Elle s’appelait en réalité Amylee Belsa, fille de Gendard Belsa, l’un des principaux actionnaires d’« EcoTech » — une entreprise spécialisée dans les produits écologiques, récemment entrée sur le marché de la nutrition sportive. Pourtant, personne au bureau n’émettait la moindre idée de son lien familial : elle utilisait officiellement le nom de sa mère et gardait secret celui de son père. Elle avait voulu éviter tout traitement de faveur et découvrir la véritable organisation interne. « Papa souhaite me voir siéger au conseil d’administration, mais je dois d’abord comprendre le fonctionnement de l’entreprise depuis le terrain », pensa Amylee en s’approchant du poste de sécurité.

— Qu’est-ce qui vous amène ? demanda le gardien en haussant un sourcil.

— J’ai un entretien au service des opérations. Je suis Amylee Zenka, répondit-elle avec un sourire.

— Très bien, vous pouvez entrer. Merci de vous enregistrer à l’accueil, acquiesça-t-il.

Le cœur battant, Amylee se dirigea vers l’ascenseur. « Mon père détient une grosse part de cette société, et je me retrouve pourtant à passer pour une simple candidate… » pensa-t-elle. Mais il n’y avait pas d’autre moyen : elle voulait voir comment les employés étaient réellement traités.

Au cinquième étage, elle fut reçue par la responsable des ressources humaines, Irène, qui parcourut rapidement son CV.

— Amylee Zenka, c’est bien ça ? Votre expérience est restreinte, mais vous avez un master en gestion, observa Irène.

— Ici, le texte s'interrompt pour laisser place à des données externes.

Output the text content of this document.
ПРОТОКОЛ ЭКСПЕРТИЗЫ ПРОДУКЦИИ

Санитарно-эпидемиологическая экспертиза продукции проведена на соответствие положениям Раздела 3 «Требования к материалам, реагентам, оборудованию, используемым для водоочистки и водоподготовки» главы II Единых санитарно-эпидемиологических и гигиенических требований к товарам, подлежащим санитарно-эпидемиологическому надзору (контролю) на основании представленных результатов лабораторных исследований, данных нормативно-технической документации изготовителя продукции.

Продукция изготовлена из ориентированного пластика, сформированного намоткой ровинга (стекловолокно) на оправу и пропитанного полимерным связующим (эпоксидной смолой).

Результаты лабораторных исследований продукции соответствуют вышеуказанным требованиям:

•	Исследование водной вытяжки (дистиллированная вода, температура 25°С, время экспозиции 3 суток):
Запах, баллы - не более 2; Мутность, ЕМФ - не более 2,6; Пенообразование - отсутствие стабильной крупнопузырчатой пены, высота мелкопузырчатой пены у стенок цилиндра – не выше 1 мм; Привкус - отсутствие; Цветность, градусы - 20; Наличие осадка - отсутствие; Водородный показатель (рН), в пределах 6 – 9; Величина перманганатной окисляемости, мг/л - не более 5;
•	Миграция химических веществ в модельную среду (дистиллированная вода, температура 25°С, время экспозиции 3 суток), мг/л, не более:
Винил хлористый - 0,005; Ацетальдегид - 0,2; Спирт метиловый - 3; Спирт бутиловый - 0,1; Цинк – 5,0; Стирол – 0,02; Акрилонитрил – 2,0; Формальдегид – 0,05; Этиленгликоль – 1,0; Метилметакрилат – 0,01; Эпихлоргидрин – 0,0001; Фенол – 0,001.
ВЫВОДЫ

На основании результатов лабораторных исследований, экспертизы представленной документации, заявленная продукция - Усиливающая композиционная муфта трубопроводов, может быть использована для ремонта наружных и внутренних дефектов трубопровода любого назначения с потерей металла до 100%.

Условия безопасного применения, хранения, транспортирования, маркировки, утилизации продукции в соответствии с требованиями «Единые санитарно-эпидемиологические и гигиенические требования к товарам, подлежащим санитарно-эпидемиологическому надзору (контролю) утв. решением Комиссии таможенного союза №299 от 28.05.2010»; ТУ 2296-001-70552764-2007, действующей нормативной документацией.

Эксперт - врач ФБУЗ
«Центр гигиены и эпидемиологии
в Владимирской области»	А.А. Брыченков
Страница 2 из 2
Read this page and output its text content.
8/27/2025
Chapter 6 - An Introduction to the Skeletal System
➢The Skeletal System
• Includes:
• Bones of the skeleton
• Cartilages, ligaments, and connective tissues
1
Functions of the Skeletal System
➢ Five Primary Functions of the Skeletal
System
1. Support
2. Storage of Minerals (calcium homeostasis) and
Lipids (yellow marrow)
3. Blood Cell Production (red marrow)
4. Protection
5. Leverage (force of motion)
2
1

— Oui, je l’ai obtenu récemment et je suis impatiente de progresser dans le domaine des achats, répondit Amylee avec assurance. Je suis prête à apprendre.

Irène parut réfléchir un instant.

— Le service des opérations est exigeant. Le responsable, Glexan Ivanich, est pointilleux et n’aime pas qu’on s’écarte de sa méthode. Mais si vous tenez bon, il y a des perspectives d’évolution. Vous êtes partante ?

— Bien sûr, répondit Amylee en souriant.

Une demi-heure plus tard, elle fut introduite auprès de Glexan Ivanich, un homme dans la trentaine à l’allure hautaine. Il jeta un coup d’œil à son CV et fronça les sourcils.

— Votre expérience est mince… Mais nous recherchons justement un profil junior. On peut essayer. Prête à faire des heures supplémentaires et à supporter des horaires irréguliers ?

— Oui, accepta-t-elle fermement.

— Le salaire est modeste, précisa-t-il sans montrer d’enthousiasme. Nous avons beaucoup de projets, vous allez devoir travailler dur. Si ça vous convient, soyez là demain matin.

 

Amylee hocha la tête, tira sa révérence et quitta son bureau, partagée entre excitation et appréhension. « Il a l’air de me voir comme une main-d’œuvre bon marché… Mais je suis là pour comprendre comment on traite réellement le personnel. »

Le lendemain, elle s’installa devant un vieil ordinateur, près de la fenêtre. Une jeune femme en tailleur s’approcha.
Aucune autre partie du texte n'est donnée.